It's a simple enough question, but depending on how accurate you want the anwer, how accurate you want to know for the non-mountain stages, getting the solution can get very complex and will lead you into the wonderful world of fractal geometry
Three examples with increasing complexity:
- If you have a mountain time trial with the road only going up from 500mtrs to 1500 mtrs, it's a simple mathematical calculation of subtracting two numbers (elevation of start and finish) and the result is 1000mtrs of total vertical ascent.
- If, however, you have a mountain with some descends, you have to add the height difference of every descent as well. So suppose the road goes down 3 times, each for 100mtrs, the total vertical ascent is 1300 mtrs.

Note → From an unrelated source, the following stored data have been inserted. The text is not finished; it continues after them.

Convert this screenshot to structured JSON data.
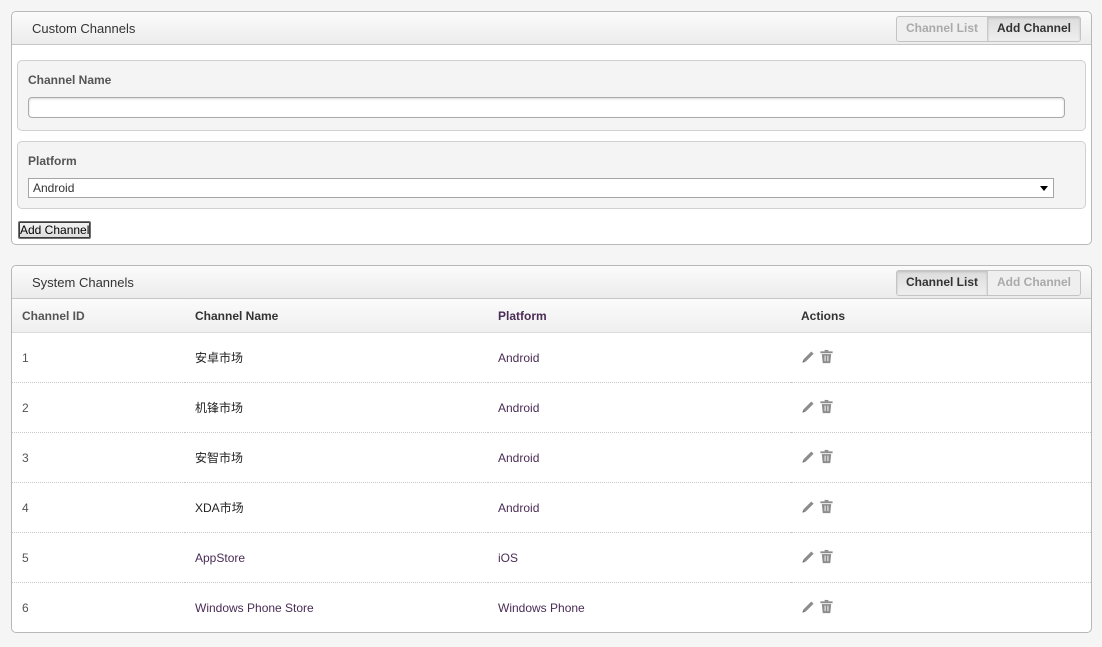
{
  "custom_panel": {
    "title": "Custom Channels",
    "tabs": [
      {
        "label": "Channel List",
        "active": false
      },
      {
        "label": "Add Channel",
        "active": true
      }
    ],
    "form": {
      "name_label": "Channel Name",
      "name_value": "",
      "platform_label": "Platform",
      "platform_value": "Android",
      "submit_label": "Add Channel"
    }
  },
  "system_panel": {
    "title": "System Channels",
    "tabs": [
      {
        "label": "Channel List",
        "active": true
      },
      {
        "label": "Add Channel",
        "active": false
      }
    ],
    "columns": [
      "Channel ID",
      "Channel Name",
      "Platform",
      "Actions"
    ],
    "rows": [
      {
        "id": "1",
        "name": "安卓市场",
        "platform": "Android",
        "actions": [
          "edit-icon",
          "trash-icon"
        ]
      },
      {
        "id": "2",
        "name": "机锋市场",
        "platform": "Android",
        "actions": [
          "edit-icon",
          "trash-icon"
        ]
      },
      {
        "id": "3",
        "name": "安智市场",
        "platform": "Android",
        "actions": [
          "edit-icon",
          "trash-icon"
        ]
      },
      {
        "id": "4",
        "name": "XDA市场",
        "platform": "Android",
        "actions": [
          "edit-icon",
          "trash-icon"
        ]
      },
      {
        "id": "5",
        "name": "AppStore",
        "platform": "iOS",
        "actions": [
          "edit-icon",
          "trash-icon"
        ]
      },
      {
        "id": "6",
        "name": "Windows Phone Store",
        "platform": "Windows Phone",
        "actions": [
          "edit-icon",
          "trash-icon"
        ]
      }
    ]
  },
  "colors": {
    "icon_gray": "#8c8c8c",
    "link_purple": "#4a2c55"
  }
}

- If you have a rolling landscape, you can have 100ths of stretches going up. To calculate the total ascend, one has to have very detailed profiles of each stage. Most of the times, the organizers don't have those, and they don't care. If you have 1000 sections in a race with a 1 mtr ascent, you can have 1000 mtrs of total vertical ascent, but frankly, most riders won't even notice those vertical meters, and most digital elevation models are based on sattelite images that have a measuring accuracy of 1 meter. So in the end, the best way to find out is to measure it in the field, and even in this way, some measurements (like GPS) are not accurate enough.
Conclusion:
What you want to know is is hard to know, as it depends on measuring accuracy, and fractal dimension. It's easy to do it (still roughly) right for mountain stages, but it gets complicated and less relevant for flat stages.
And I know you aren't looking for my personal opinion, but as I showed in the 3rd example, the total vertical ascent in 'flat' stages is often not relevant. It gets relevant in those hilly stages with very few categorized climbs but a lot of terrain going up and down, like we see in Strade Bianchi, in the Massif Central,... There must be tools to draw those stages and get the elevational profiles (from which you should be able to roughly calculate the total vertical ascent, given that you get altitude data together with distance on the road), but I haven't looked to deep into that.